Бор сказал о нем однажды: «В Кнудсене было нечто замечательное». Сознавал ли и Кнудсен, какого помощника послал ему случай? Возможно. Но иметь помощником того, кто на голову выше, обременительно. И хорошо лишь при одном условии — если этот помощник не одержим собственными замыслами. А Кнудсен чувствовал с первого дня: его ассистент, присутствуя, в действительности отсутствует. И он сразу согласился предоставить Бора самому себе… Бор рассказал историкам:

«Я уехал вместе с моей женою за город, и там мы писали очень длинную статью…»

…На деревенском столе лежали семь полос манчестерской Памятной записки. И были они как переплетающиеся корни живого дерева. Оно росло.
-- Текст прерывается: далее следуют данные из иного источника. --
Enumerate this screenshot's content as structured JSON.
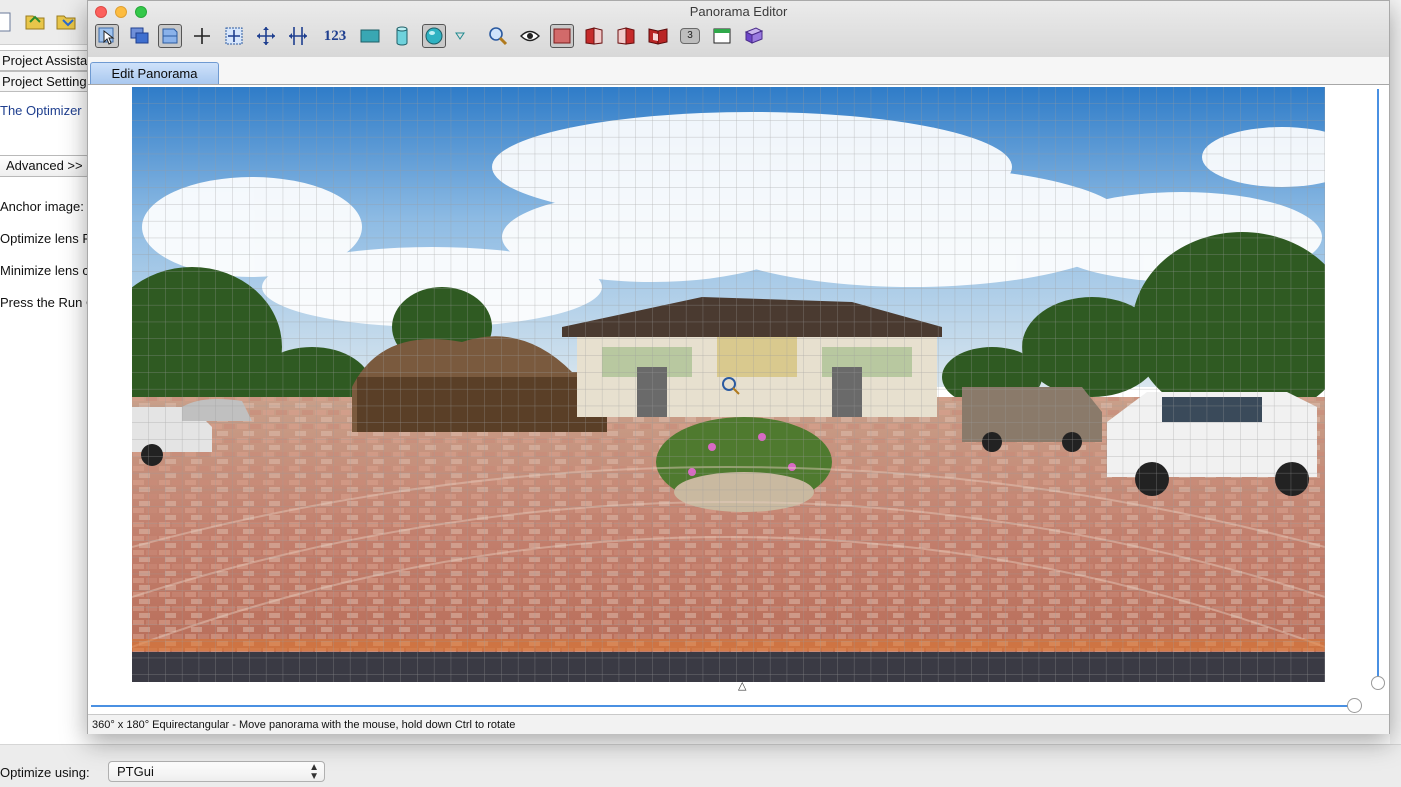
{
  "background_window": {
    "tabs": [
      "Project Assista",
      "Project Setting"
    ],
    "optimizer_text": "The Optimizer",
    "advanced_button": "Advanced >>",
    "anchor_label": "Anchor image:",
    "optimize_lens_label": "Optimize lens F",
    "minimize_lens_label": "Minimize lens c",
    "press_run_text": "Press the Run C",
    "optimize_using_label": "Optimize using:",
    "optimize_using_value": "PTGui"
  },
  "window": {
    "title": "Panorama Editor"
  },
  "toolbar": {
    "numbers_label": "123",
    "count_badge": "3",
    "icons": [
      "select-arrow-icon",
      "multi-image-icon",
      "image-layout-icon",
      "crosshair-icon",
      "center-point-icon",
      "move-arrows-icon",
      "horizon-arrows-icon",
      "numbers-icon",
      "rectangle-projection-icon",
      "cylinder-projection-icon",
      "sphere-projection-icon",
      "dropdown-triangle-icon",
      "zoom-magnifier-icon",
      "eye-icon",
      "rect-selection-icon",
      "left-panel-icon",
      "right-panel-icon",
      "book-panel-icon",
      "badge-count-icon",
      "window-icon",
      "book-icon"
    ]
  },
  "tabs": {
    "active": "Edit Panorama"
  },
  "status": {
    "text": "360° x 180° Equirectangular - Move panorama with the mouse, hold down Ctrl to rotate"
  },
  "colors": {
    "accent": "#4a90e2",
    "tab_active_top": "#cfe2fa",
    "tab_active_bottom": "#a9c8ef"
  }
}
Про того, кому удается вырастить нечто живое там, где другим это не удается, в Кембридже и Манчестере говаривали: «У него зеленый палец». Бор чувствовал тогда, что у него зеленый палец. Но когда завяжутся плоды на его дереве, не знал. Сначала чудилось, это случится вот-вот… Еще задолго до бегства в загородный пансион 4 ноября он написал Резерфорду из Копенгагена: «Я добился некоторого успеха…» В черновике сохранилось уточнение: «маленького». Но, перебеляя письмо, он зачеркнул это слово. Оно противоречило оптимистическому заверению: «…надеюсь, что смогу закончить статью в течение нескольких недель». Он объяснил, на что они ему понадобятся:

«Я встретился в процессе вычислений с серьезными затруднениями, возникающими из-за неустойчивости рассматриваемых систем…»

Это были все те же системы — отрицательные электроны вокруг положительного ядра. И ему все так же думалось, что его неклассической гипотезы — той, что обездолила бы в макромире камень на веревке и танцовщицу на льду, — будет достаточно для победы над неустойчивостью резерфордовского атома. Он не догадывался, что ему не обойтись без нового озарения. А озарения не планируются. Он все думал: нужен лишь сосредоточенный труд, сжимающий время. Одиночество с Маргарет — и ничего другого.